Telomeric RNA and HP1α form interfacial clusters that stabilize HP1α-DNA condensates.

Phase separation of biomolecules into distinct material states is expanding our understanding of cellular processes, particularly nuclear chromatin organization linked to gene regulation. Heterochromatin, containing DNA, repressive histone marks, and HP1α protein, functions in gene silencing and telomeric regulation. While HP1α and DNA phase separation contributes to heterochromatin formation, underlying mechanisms remain unclear. Given telomeric RNAs' proposed role in heterochromatin formation, we investigated interactions between telomeric RNA, DNA, and HP1α. We demonstrate that HP1α phase separates with both Telomeric Repeat containing RNA (TERRA) and DNA. When both nucleic acids are present, HP1α forms multiphase condensates where HP1α-TERRA clusters localize at the HP1α-DNA phase interface. This multiphase architecture results from sequence-specific TERRA-HP1α interactions. TERRA RNA clusters stabilize DNA condensates and modulate their interfacial properties.
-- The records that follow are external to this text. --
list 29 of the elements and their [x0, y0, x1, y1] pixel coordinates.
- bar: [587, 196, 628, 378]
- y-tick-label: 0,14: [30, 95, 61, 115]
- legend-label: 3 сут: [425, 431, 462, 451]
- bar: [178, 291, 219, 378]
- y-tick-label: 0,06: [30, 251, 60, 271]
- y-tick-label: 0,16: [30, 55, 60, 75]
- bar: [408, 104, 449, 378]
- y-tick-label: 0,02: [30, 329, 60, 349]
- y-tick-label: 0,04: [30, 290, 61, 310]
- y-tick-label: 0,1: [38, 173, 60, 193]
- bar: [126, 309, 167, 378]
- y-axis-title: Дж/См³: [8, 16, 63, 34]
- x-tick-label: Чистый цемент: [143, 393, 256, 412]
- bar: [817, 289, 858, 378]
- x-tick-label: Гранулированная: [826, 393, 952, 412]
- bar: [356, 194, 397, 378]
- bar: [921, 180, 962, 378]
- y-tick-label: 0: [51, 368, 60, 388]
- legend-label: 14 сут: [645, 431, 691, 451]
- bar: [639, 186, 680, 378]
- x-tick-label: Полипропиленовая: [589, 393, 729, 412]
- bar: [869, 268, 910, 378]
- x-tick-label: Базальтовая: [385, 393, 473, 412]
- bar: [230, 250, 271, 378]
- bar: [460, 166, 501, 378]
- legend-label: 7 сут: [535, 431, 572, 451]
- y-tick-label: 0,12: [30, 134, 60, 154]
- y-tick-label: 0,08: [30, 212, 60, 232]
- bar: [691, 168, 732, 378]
This work reveals a previously uncharacterized role for TERRA transcripts in regulating HP1α condensates and provides insights into how structured non-coding RNAs influence protein condensate material properties and organization. These findings advance understanding of complex biomolecular interactions governing nuclear compartmentalization through cooperative phase separation mechanisms, highlighting the sophisticated regulatory roles of non-coding RNAs in chromatin organization.